Most of us in the gun rights advocacy community are familiar with the late, great Lt. Col Jeff Cooper's term "hoplophobia," defined as an irrational fear of and/or aversion to weapons (generally firearms). The term is derived from hoplon, a Greek word for arms and armor. Fear of weapons is ridiculous enough, but how much more absurd is a fear of . . . holsters?
Nearly two years ago, Thirdpower brought my attention to a small college in Texas that had banned a Students for Concealed Carry on Campus (SCCC) empty holster protest, and I expanded on his post a bit here.
Both Thirdpower's post and mine are quite short--take a minute to familiarize yourself with the situation, and I'll be waiting here.
SCCC filed a lawsuit (with, perhaps surprisingly, help from the ACLU), and as it happens, that case just now finally went to court--and the school's justification for banning empty holsters is just plain silly.

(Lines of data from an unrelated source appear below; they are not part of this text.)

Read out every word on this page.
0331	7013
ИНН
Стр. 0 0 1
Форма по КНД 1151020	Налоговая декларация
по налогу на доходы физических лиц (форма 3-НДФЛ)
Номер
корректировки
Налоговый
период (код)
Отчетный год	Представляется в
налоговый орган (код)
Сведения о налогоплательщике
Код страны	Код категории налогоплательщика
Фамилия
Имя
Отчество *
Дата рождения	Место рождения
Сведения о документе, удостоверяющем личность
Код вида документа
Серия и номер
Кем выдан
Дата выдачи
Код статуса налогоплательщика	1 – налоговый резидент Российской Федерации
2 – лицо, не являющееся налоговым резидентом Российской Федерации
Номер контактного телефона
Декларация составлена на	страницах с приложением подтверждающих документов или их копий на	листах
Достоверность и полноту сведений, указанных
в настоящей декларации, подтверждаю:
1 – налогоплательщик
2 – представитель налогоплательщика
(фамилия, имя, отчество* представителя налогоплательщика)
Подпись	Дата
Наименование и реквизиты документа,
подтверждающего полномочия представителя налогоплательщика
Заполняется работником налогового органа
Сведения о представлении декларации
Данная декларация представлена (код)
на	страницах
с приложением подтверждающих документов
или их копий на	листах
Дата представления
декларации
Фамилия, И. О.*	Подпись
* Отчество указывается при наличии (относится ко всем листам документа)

When Tarrant County College denied a student the right to stage an empty holster protest in April 2008 at the South Campus, officials feared someone would use the event to bring a weapon on campus.Alrighty, then--let me make sure I'm following along here: you ban the open carry of empty holsters, out of fear that someone will break school rules, risking expulsion (and maybe legal action), by bringing a full holster instead. It didn't occur to you, I guess, that someone could wear a concealed (and full) holster, and you wouldn't know anything about it--and that's most likely what they would do, if they were inclined to bring a gun?
"There was certainly the expectation that someone was going to show up with a gun in a holster," TCC interim Chancellor Erma Johnson Hadley said under cross examination during a trial in federal court Thursday.
The judge apparently finds that as puzzling as I do:
School officials had the concern even though they had no evidence that anyone would, and U.S. District Court Judge Terry Means told her — when she couldn’t provide any proof of why she thought someone planned to do so — that free speech cannot be limited on the basis of an "undifferentiated fear."That's because you're apparently not insane, Judge--that's a bit of a handicap in trying to understand people like that school's administrators.
"I can’t see any tangible basis for this fear," Means said.
Note that I'm not even trying to address the irrationality of fearing peaceable armed citizens on campus--that's a whole 'nuther discussion.